Métiers scientifiques : pourquoi si peu de femmes ?



Femmes et sciences, deux mots incompatibles ? C'est à croire puisqu'encore aujourd'hui, les filles sont sous-représentées dans les cursus scientifiques. Problème d'orientation ? Stéréotypes qui ont la peau dure ? Manque de modèles ? Dans le cadre des débats organisés à l'occasion du 8 mars, ce sont quelques bonnes questions à se poser.

Des initiatives nombreuses sont prises pour encourager les filles à se tourner vers les études scientifiques comme les journées " Filles et math : une équation lumineuse " organisées par les associations " Femmes et mathématiques " et Animath

Au cours de ces journées, les filles rencontrent de manière informelle des femmes doctorantes, mathématiciennes jeunes et moins jeunes, femmes ingénieures. Ce sont de riches moments d’échange, de rencontre entre mathématicien-ne-s, professeur-e-s de mathématiques et élèves/étudiantes.

Pour faire évoluer les mentalités, la route est encore longue.

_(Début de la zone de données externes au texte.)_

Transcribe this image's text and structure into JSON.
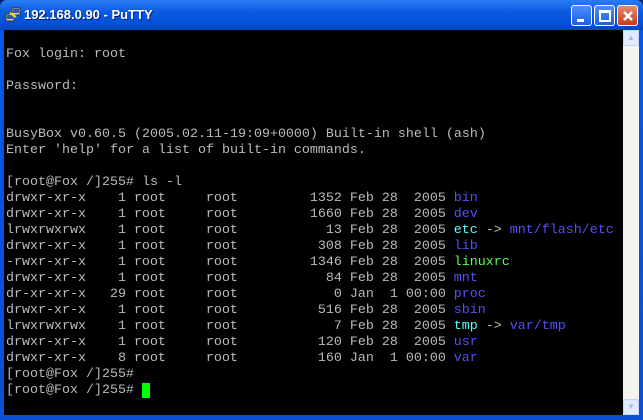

Comme l'écrit Marilyne Baumard, dans son article " Les filles, osez les sciences ! ", ( Le Monde du 3 mars 3014 ) : «  Au pays d’Antoinette Fouque (1936-2014), l’ascenseur à filles est dangereusement bloqué ! A ce rythme, il faudra attendre 2080 pour atteindre la parité entre chercheurs et chercheuses en sciences dures au Centre national de la recherche scientifique. Quant aux femmes profs de mathématiques dans le secondaire, il faudra bientôt lancer une enquête pour les trouver. »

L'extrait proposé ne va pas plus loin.